The SLOPE and INTERCEPT functions return the same slope and Y-intercept values. If you do not want to use array functions, you can use these functions instead. Aside from the LINEST, these functions do not have any other optional arguments.
=SLOPE(B2:B21,A2:A21)
=INTERCEPT(B2:B21,A2:A21)
The CORREL function returns the correlation coefficient of two arrays. You can use the correlation coefficient to determine how strongly the two variables are related to each other. This value can also be shown in an analysis created with the Regression tool. This coefficient is named Multiple R.
You can generate residual values using the slope and Y-intercept. Based on the y = bx + a formula, you need to multiply the slope with the X value, and add the Y-intercept. The difference between the actual Y and predicted Y gives the residual value.
Assume that we call the slope and intercept values “slope” and “y_intercept”. Our formula for the first predicted value becomes:
=A2*slope+y_intercept
The formula to find the difference between predicted and actual value would be,
=B2-G2
We then copy down both formulas to generate the values for each value in our data table.
Regression Graph
Visualizing data is one of the easiest way to identify outliers and compare multiple elements.

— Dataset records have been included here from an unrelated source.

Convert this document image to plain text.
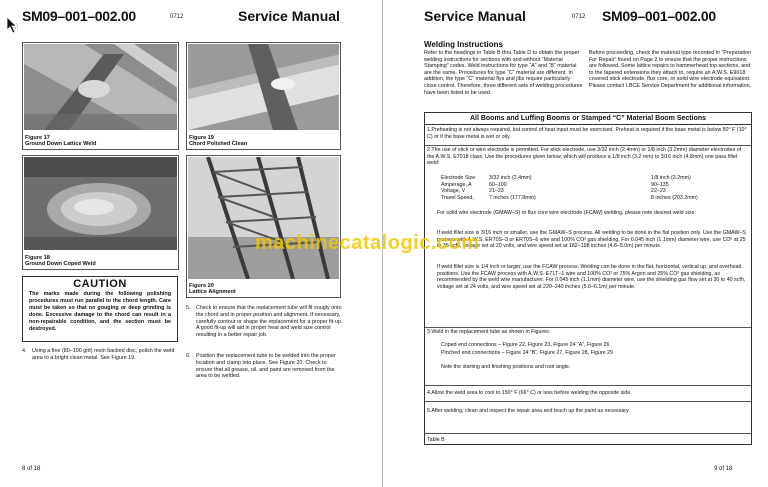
SM09–001–002.00	0712	Service Manual
Figure 17
Ground Down Lattice Weld
Figure 18
Ground Down Coped Weld
Figure 19
Chord Polished Clean
Figure 20
Lattice Alignment
CAUTION
The marks made during the following polishing procedures must run parallel to the chord length. Care must be taken so that no gouging or deep grinding is done. Excessive damage to the chord can result in a non-repairable condition, and the section must be destroyed.
4. Using a fine (80–100 grit) resin backed disc, polish the weld area to a bright clean metal. See Figure 19.
5. Check to ensure that the replacement tube will fit snugly onto the chord and in proper position and alignment. If necessary, carefully contour or shape the replacement for a proper fit-up. A good fit-up will aid in proper heat and weld size control resulting in a better repair job.
6. Position the replacement tube to be welded into the proper location and clamp into place. See Figure 20. Check to ensure that all grease, oil, and paint are removed from the area to be welded.
8 of 18
Service Manual	0712 SM09–001–002.00
9 of 18
Welding Instructions
Refer to the headings in Table B thru Table D to obtain the proper welding instructions for sections with and without “Material Stamping” codes. Weld instructions for type “A” and “B” material are the same. Procedures for type “C” material are different. In addition, the type “C” material flys and jibs require particularly close control. Therefore, three different sets of welding procedures have been listed to be used.
Before proceeding, check the material type recorded in “Preparation For Repair” found on Page 2 to ensure that the proper instructions are followed. Some lattice repairs to hammerhead top sections, and to the tapered extensions they attach to, require an A.W.S. E9018 covered stick electrode, flux core, or solid wire electrode equivalent. Please contact LBCE Service Department for additional information.
All Booms and Luffing Booms or Stamped “C” Material Boom Sections
1.Preheating is not always required, but control of heat input must be exercised. Preheat is required if the base metal is below 50° F (10° C) or if the base metal is wet or oily.
2.The use of stick or wire electrode is permitted. For stick electrode, use 3/32 inch (2.4mm) or 1/8 inch (3.2mm) diameter electrodes of the A.W.S. E7018 class. Use the procedures given below, which will produce a 1/8 inch (3.2 mm) to 3/16 inch (4.8mm) one pass fillet weld:
Electrode Size	3/32 inch (2.4mm)	1/8 inch (3.2mm)
Amperage, A	60–100	90–135
Voltage, V	21–23	22–23
Travel Speed,	7 inches (177.8mm)	8 inches (203.2mm)
For solid wire electrode (GMAW–S) or flux core wire electrode (FCAW) welding, please note desired weld size:
If weld fillet size is 3/16 inch or smaller, use the GMAW–S process. All welding to be done in the flat position only. Use the GMAW–S process with A.W.S. ER70S–3 or ER70S–6 wire and 100% CO² gas shielding. For 0.045 inch (1.1mm) diameter wire, use CO² at 25 to 35 scfh, voltage set at 20 volts, and wire speed set at 182–198 inches (4.6–5.0m) per minute.
If weld fillet size is 1/4 inch or larger, use the FCAW process. Welding can be done in the flat, horizontal, vertical up, and overhead positions. Use the FCAW process with A.W.S. E71T–1 wire and 100% CO² or 75% Argon and 25% CO² gas shielding, as recommended by the weld wire manufacturer. For 0.045 inch (1.1mm) diameter wire, use the shielding gas flow set at 30 to 40 scfh, voltage set at 24 volts, and wire speed set at 220–240 inches (5.6–6.1m) per minute.
3.Weld in the replacement tube as shown in Figures:
Coped end connections – Figure 22, Figure 23, Figure 24 “A”, Figure 26
Pinched end connections – Figure 24 “B”, Figure 27, Figure 28, Figure 29
Note the starting and finishing positions and root angle.
4.Allow the weld area to cool to 150° F (66° C) or less before welding the opposite side.
5.After welding, clean and inspect the repair area and touch up the paint as necessary.
Table B
machinecatalogic.com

Excel versions 2010 or newer support Trendlines. This is a powerful tool that can show the regression between two series without any calculations.
Make sure that the independent variables (X) are on the first column, and dependent variables (Y) are on the second. Then, select your data table to start creating a chart.
Create a Scatter Chart from INSERT > Scatter (Charts)
Add a linear Trendline by using the plus sign next to chart, or right-click a data point.
The trendline formula does the same thing as the Regression tool and Formula methods. You can also improve the looks with few modifications. Double-click on the trendline to open options pane.
You can add an Equation Formula and R2 values to the chart by enabling the related options in the Format Trendline menu.
You can also modify the chart properties like the color of the trendline, the chart and axis titles, and axis formatting from the same menu.